The purpose of Child Protective Services, explains the Nebraska Department of Health & Human Services, is to protect children in cases of abuse or neglect. Caring for your children does not necessarily protect you from being investigated by CPS if someone makes a report against you. If a CPS worker knocks on your door, it can be in your best interests to be civil and cooperative, but remember that the social worker is not your friend. It is his or her job to find evidence of abuse if it exists, and sadly, this means that you may be seen as guilty before you are deemed innocent.
If CPS comes to your door, stay calm and consider the following:
- You may inform the social worker you wish to speak with your attorney. The worker will likely reschedule the visit, which can give you time to prepare.
- Before letting the social worker into your home, you can ask to see a warrant. The social worker may try to intimidate you, but you have the right to refuse admittance to your home without a court warrant.

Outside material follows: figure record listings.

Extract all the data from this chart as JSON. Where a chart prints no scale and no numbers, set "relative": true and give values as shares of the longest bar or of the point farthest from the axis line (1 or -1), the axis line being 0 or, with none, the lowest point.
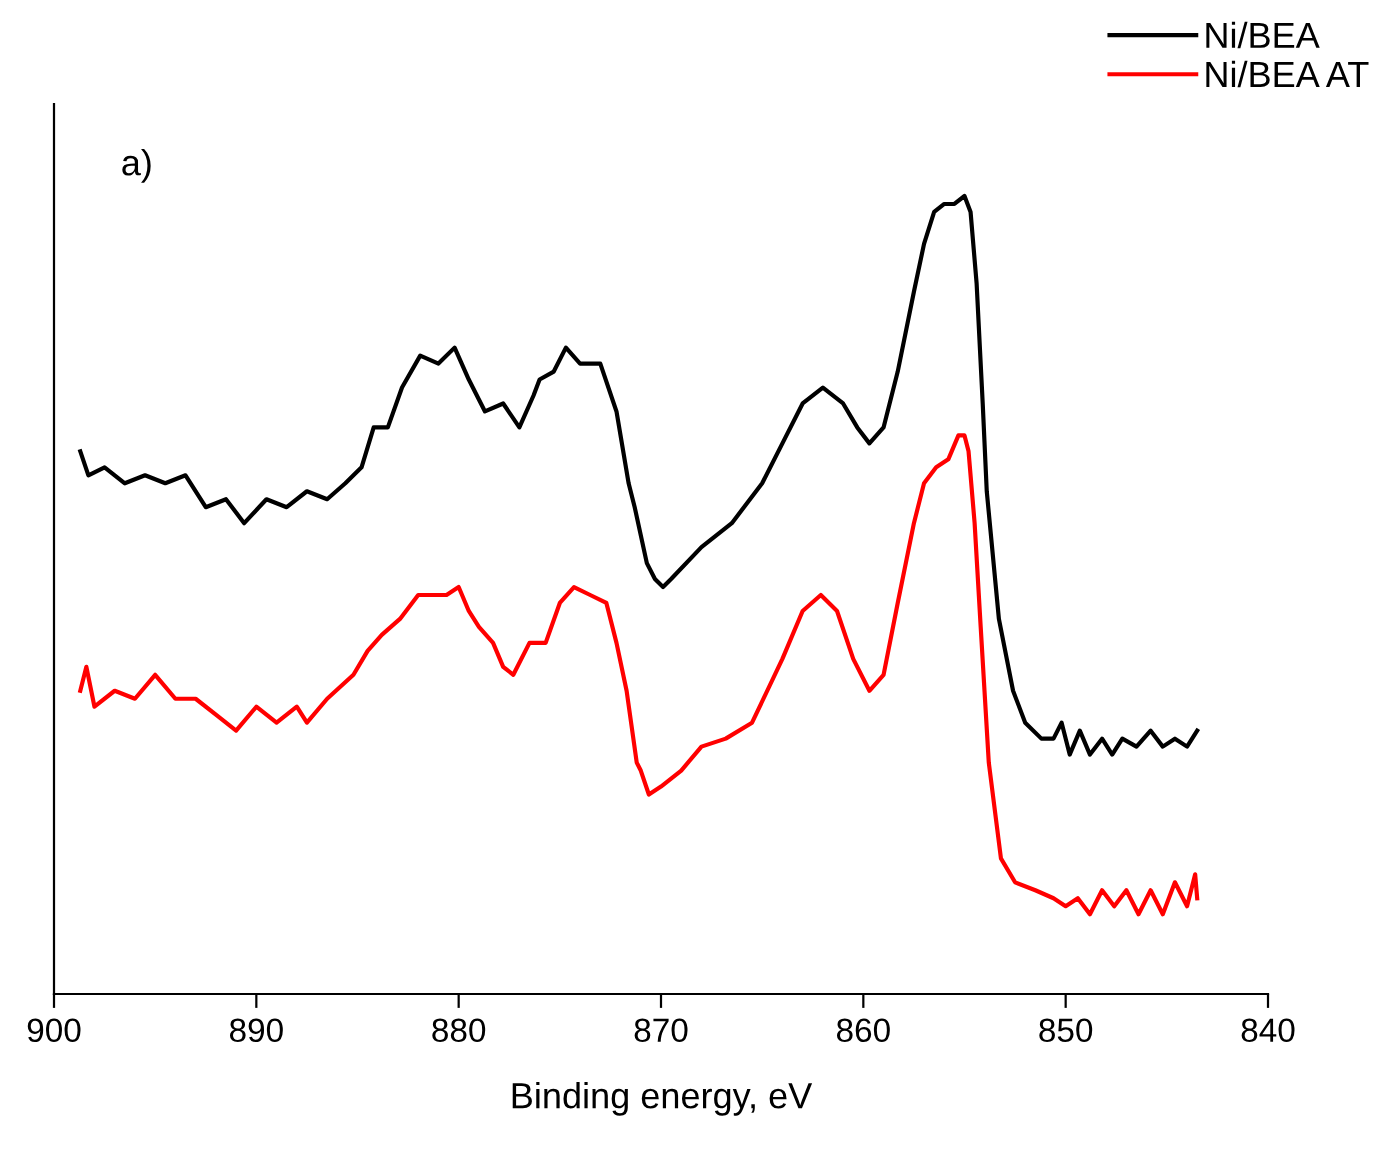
{
  "chart_data": {
    "type": "line",
    "xlabel": "Binding energy, eV",
    "annotations": [
      "a)"
    ],
    "relative": true,
    "legend": "top right",
    "grid": false,
    "marker": "none",
    "line_style": "solid",
    "xlim": [
      900,
      840
    ],
    "xticks": [
      900,
      890,
      880,
      870,
      860,
      850,
      840
    ],
    "series": [
      {
        "name": "Ni/BEA",
        "color": "#000000",
        "x": [
          898.7,
          898.3,
          897.5,
          896.5,
          895.5,
          894.5,
          893.5,
          892.5,
          891.5,
          890.6,
          889.5,
          888.5,
          887.5,
          886.5,
          885.6,
          884.8,
          884.2,
          883.5,
          882.8,
          881.9,
          881,
          880.2,
          879.5,
          878.7,
          877.8,
          877,
          876.3,
          876,
          875.3,
          874.7,
          874,
          873,
          872.2,
          871.6,
          871.3,
          870.7,
          870.3,
          869.9,
          869.5,
          868,
          866.5,
          865,
          864,
          863,
          862,
          861,
          860.3,
          859.7,
          859,
          858.3,
          857.5,
          857,
          856.5,
          856,
          855.5,
          855,
          854.7,
          854.4,
          854.1,
          853.9,
          853.3,
          852.6,
          852,
          851.2,
          850.6,
          850.2,
          849.8,
          849.3,
          848.8,
          848.2,
          847.7,
          847.2,
          846.5,
          845.8,
          845.2,
          844.6,
          844,
          843.5
        ],
        "values": [
          0.68,
          0.65,
          0.66,
          0.64,
          0.65,
          0.64,
          0.65,
          0.61,
          0.62,
          0.59,
          0.62,
          0.61,
          0.63,
          0.62,
          0.64,
          0.66,
          0.71,
          0.71,
          0.76,
          0.8,
          0.79,
          0.81,
          0.77,
          0.73,
          0.74,
          0.71,
          0.75,
          0.77,
          0.78,
          0.81,
          0.79,
          0.79,
          0.73,
          0.64,
          0.61,
          0.54,
          0.52,
          0.51,
          0.52,
          0.56,
          0.59,
          0.64,
          0.69,
          0.74,
          0.76,
          0.74,
          0.71,
          0.69,
          0.71,
          0.78,
          0.88,
          0.94,
          0.98,
          0.99,
          0.99,
          1.0,
          0.98,
          0.89,
          0.74,
          0.63,
          0.47,
          0.38,
          0.34,
          0.32,
          0.32,
          0.34,
          0.3,
          0.33,
          0.3,
          0.32,
          0.3,
          0.32,
          0.31,
          0.33,
          0.31,
          0.32,
          0.31,
          0.33
        ]
      },
      {
        "name": "Ni/BEA AT",
        "color": "#ff0000",
        "x": [
          898.7,
          898.4,
          898,
          897,
          896,
          895,
          894,
          893,
          892,
          891,
          890,
          889,
          888,
          887.5,
          886.5,
          885.2,
          884.5,
          883.8,
          882.9,
          882,
          881.6,
          880.6,
          880,
          879.5,
          879,
          878.3,
          877.8,
          877.3,
          876.5,
          875.7,
          875,
          874.3,
          873.5,
          872.7,
          872.2,
          871.7,
          871.2,
          871,
          870.6,
          870,
          869,
          868,
          866.8,
          865.5,
          864,
          863,
          862.1,
          861.3,
          860.5,
          859.7,
          859,
          858.3,
          857.5,
          857,
          856.4,
          855.8,
          855.3,
          855,
          854.8,
          854.5,
          854.2,
          853.8,
          853.2,
          852.5,
          851.5,
          850.6,
          850,
          849.4,
          848.8,
          848.2,
          847.6,
          847,
          846.4,
          845.8,
          845.2,
          844.6,
          844,
          843.6,
          843.5
        ],
        "values": [
          0.38,
          0.41,
          0.36,
          0.38,
          0.37,
          0.4,
          0.37,
          0.37,
          0.35,
          0.33,
          0.36,
          0.34,
          0.36,
          0.34,
          0.37,
          0.4,
          0.43,
          0.45,
          0.47,
          0.5,
          0.5,
          0.5,
          0.51,
          0.48,
          0.46,
          0.44,
          0.41,
          0.4,
          0.44,
          0.44,
          0.49,
          0.51,
          0.5,
          0.49,
          0.44,
          0.38,
          0.29,
          0.28,
          0.25,
          0.26,
          0.28,
          0.31,
          0.32,
          0.34,
          0.42,
          0.48,
          0.5,
          0.48,
          0.42,
          0.38,
          0.4,
          0.49,
          0.59,
          0.64,
          0.66,
          0.67,
          0.7,
          0.7,
          0.68,
          0.59,
          0.46,
          0.29,
          0.17,
          0.14,
          0.13,
          0.12,
          0.11,
          0.12,
          0.1,
          0.13,
          0.11,
          0.13,
          0.1,
          0.13,
          0.1,
          0.14,
          0.11,
          0.15,
          0.12
        ]
      }
    ]
  }
}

- If you refuse to let the social worker inside, he or she may come back with law enforcement. You can ask again for a warrant, but you may still have to let the CPS worker come in.
- Ask the worker for contact information, including his or her full name and license number.
- Answer questions honestly, but stay to the point. Avoid appearing overly helpful or offering too much information.
If the social worker finds the allegations against you unfounded, he or she should close your case. If, instead, the worker removes your children from the home, do not panic. At this time, CPS and the family law courts should work with you to develop a plan to regain custody of your children.